Feltri: Boldrini vittima dei suoi deliri
Nel mettere bocca su una questione che pertiene alla volontà di ognuno di farsi chiamare come crede, Laura Boldrini aveva infatti chiamato in suo soccorso la Treccani. Senza considerare che l’Istituto non emette diktat, come un Usigrai qualunque fa con i giornalisti Rai. La Treccani esprime un ventaglio di possibilità linguistiche, tutte egualmente legittime. Per cui c’è da chiarire – fa bene Feltri- prima che passi il principio boldriniano. “Sintetizziamo: non esiste alcun obbligo semantico a causa del quale Giorgia Meloni debba farsi chiamare “la presidente” anziché “il presidente”. E non sussiste neppure un obbligo etico, o formale – precisa Feltri-. La sinistra rivendica la libertà del singolo di definirsi, ma nega a Meloni la facoltà di farsi chiamare “il presidente”, ovvero di adoperare l’articolo al maschile. E questo la dice lunga sulle contraddizioni e i cortocircuiti che caratterizzano il pensiero progressista”.
Dalla Boldrini lezioni (sbagliate) di italiano e di morale
Le questioni di genere sono il passatempo numero uno di certa parte del Pd. Una sfasata Debora Serracchiani ha fatto una figuraccia planetaria nel suo discorso alla Camera affermando che “la Meloni vuole le donne un passo indietro agli uomini”. Boldrini rivendica il lessico che piace a lei. Il tutto mentre il partito sta affondando, come bruscamente cerca di far capire Cacciari (“Il Pd così creperà”). Eppure, in questa china rovinosa l’ex presidente della Camera persevera, ne fa un chiodo fisso. Rimprovera al presidente del Consiglio di avere chiamato il suo partito “Fratelli d’Italia” e non “Sorelle d’Italia” dimenticandosi delle donne. “Ma si studia già in prima elementare che i gruppi all’interno dei quali vi sia anche soltanto un soggetto di genere maschile, con prevalenza quindi di soggetti di genere femminile, vanno indicati al maschile.

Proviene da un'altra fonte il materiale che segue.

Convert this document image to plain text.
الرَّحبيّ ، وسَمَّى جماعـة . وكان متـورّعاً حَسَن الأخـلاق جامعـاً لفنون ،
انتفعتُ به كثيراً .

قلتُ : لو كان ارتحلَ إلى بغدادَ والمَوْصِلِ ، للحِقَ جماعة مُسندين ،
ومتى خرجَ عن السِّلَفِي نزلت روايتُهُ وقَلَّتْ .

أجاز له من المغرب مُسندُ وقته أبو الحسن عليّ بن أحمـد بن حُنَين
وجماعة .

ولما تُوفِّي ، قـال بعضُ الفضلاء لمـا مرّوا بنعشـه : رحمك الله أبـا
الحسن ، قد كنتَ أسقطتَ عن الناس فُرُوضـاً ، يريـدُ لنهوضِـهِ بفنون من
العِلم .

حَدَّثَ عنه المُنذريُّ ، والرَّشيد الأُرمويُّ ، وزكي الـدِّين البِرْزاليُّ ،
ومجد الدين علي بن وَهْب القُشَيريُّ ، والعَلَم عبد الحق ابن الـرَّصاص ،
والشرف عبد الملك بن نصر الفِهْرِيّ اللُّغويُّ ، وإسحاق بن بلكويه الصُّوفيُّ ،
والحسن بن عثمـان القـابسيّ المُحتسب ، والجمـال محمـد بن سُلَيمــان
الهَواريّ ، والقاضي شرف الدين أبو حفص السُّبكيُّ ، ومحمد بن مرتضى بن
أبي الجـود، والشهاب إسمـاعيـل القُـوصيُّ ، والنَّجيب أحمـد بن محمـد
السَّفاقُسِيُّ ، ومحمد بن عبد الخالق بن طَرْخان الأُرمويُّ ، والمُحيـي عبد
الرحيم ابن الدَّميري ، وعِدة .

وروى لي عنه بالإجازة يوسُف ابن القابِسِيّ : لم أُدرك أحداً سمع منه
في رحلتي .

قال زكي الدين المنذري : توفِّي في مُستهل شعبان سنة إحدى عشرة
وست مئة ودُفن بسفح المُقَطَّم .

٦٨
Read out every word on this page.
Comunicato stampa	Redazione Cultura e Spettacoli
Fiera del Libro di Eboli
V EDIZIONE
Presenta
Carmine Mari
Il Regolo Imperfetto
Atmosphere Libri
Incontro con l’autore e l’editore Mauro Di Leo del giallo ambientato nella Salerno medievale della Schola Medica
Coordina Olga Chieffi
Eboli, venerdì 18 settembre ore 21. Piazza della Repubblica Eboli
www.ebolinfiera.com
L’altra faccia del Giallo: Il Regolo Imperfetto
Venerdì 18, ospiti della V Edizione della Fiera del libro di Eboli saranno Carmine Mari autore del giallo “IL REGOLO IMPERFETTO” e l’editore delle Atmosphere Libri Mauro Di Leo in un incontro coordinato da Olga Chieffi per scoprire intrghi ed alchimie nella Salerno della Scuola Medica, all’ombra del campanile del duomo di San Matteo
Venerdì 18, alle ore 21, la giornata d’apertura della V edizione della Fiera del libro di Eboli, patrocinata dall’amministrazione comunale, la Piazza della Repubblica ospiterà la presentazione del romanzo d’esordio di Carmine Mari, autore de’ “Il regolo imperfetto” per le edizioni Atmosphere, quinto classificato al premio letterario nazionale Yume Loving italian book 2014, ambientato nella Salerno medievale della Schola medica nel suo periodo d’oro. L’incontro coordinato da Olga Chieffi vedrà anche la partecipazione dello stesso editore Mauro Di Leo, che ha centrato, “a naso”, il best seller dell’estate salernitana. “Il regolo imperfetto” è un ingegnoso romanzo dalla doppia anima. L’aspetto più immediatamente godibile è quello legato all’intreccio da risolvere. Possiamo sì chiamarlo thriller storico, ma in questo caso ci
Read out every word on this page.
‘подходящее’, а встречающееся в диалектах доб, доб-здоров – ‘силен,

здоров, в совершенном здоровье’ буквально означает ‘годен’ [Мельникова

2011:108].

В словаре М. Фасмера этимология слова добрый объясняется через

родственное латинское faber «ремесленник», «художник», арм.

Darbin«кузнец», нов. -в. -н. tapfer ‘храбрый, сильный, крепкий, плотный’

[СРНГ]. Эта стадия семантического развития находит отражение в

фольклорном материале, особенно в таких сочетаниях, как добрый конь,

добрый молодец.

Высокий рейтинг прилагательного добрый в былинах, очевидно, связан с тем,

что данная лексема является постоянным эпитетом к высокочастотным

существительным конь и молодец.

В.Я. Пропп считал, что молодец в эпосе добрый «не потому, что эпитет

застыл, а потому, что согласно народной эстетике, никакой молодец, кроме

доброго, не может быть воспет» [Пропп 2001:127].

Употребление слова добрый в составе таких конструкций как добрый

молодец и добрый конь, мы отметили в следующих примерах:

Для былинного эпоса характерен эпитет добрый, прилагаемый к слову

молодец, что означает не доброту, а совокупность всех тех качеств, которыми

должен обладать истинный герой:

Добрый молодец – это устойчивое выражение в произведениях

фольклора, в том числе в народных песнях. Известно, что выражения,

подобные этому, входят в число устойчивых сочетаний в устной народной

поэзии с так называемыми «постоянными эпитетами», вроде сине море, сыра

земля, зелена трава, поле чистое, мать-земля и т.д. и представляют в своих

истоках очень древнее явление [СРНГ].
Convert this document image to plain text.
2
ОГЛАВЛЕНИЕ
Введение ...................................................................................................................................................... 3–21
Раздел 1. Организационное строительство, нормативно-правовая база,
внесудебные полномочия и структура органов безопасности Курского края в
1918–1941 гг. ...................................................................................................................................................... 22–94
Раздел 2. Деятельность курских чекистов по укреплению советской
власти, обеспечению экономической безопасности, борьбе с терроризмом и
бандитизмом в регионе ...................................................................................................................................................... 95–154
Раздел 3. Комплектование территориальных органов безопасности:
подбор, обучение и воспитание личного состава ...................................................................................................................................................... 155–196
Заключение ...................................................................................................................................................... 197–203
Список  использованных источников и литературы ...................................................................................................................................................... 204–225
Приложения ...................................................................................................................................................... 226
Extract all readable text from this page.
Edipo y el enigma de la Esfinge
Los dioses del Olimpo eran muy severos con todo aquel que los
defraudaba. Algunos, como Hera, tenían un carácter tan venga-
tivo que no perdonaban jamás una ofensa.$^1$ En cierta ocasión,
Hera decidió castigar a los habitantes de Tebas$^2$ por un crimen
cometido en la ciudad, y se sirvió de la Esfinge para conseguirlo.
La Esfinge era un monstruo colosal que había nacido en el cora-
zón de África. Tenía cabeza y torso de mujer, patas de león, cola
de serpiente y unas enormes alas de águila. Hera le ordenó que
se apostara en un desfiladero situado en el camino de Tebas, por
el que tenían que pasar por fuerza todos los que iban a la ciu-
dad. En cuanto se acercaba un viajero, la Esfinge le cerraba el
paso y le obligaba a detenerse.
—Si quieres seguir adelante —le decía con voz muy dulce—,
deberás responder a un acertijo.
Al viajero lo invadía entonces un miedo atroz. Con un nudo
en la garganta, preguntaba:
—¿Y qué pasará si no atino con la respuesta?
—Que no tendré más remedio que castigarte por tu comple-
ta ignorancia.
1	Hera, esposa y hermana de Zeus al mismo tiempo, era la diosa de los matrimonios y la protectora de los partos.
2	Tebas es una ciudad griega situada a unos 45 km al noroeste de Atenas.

Ecco che in questi casi si dice correttamente: “i figli”, “gli amici”, “i nonni”, “i fratelli”, “i bambini”, e nessuno si è mai sentito escluso o ghettizzato per questo”.
Feltri: “I giornalisti sono diventati cani da guardi del politicamente corretto”
“Insomma – scrive Feltri -Laura tiene lezioni di italiano, oltre che di morale, su Twitter, eppure avrebbe bisogno di rispolverare le basi linguistiche”. L’elemento più rovinoso di questa cornica è che anche intellettuali e politici “siano ormai campioni conclamati di superficialità”. Il delirante intervento della Serracchiani sta lì a dimostrarlo. Poche a sinistra le done cche invitato il partito a darsi una sveglia e “a fare come la Meloni”. E quelle poche voci rimangono inascoltate. Purtroppo “pure i giornalisti, diventati cani da guardia del politicamente corretto, ci mettono lo zampino, o la zampa – bacchetta Feltri- Quelli della Rai hanno protestato contro un “pericoloso arretramento”: sempre a proposito della scelta di Meloni di essere chiamata “il presidente”, preferenza legittima che non comporta una obbligazione per il cronista”. E cita un caso pratico: “Pure Monica Maggioni, alla direzione del Tg1 dal novembre del 2021, sul sito della Rai è indicata quale “direttore del Tg1”; e viene chiamata “direttore” dalla sua squadra”. Non pare, a memoria, che che questo particolare abbia indotto le femministe e l’Usigrai ad ad insorgere… Deliri, appunto.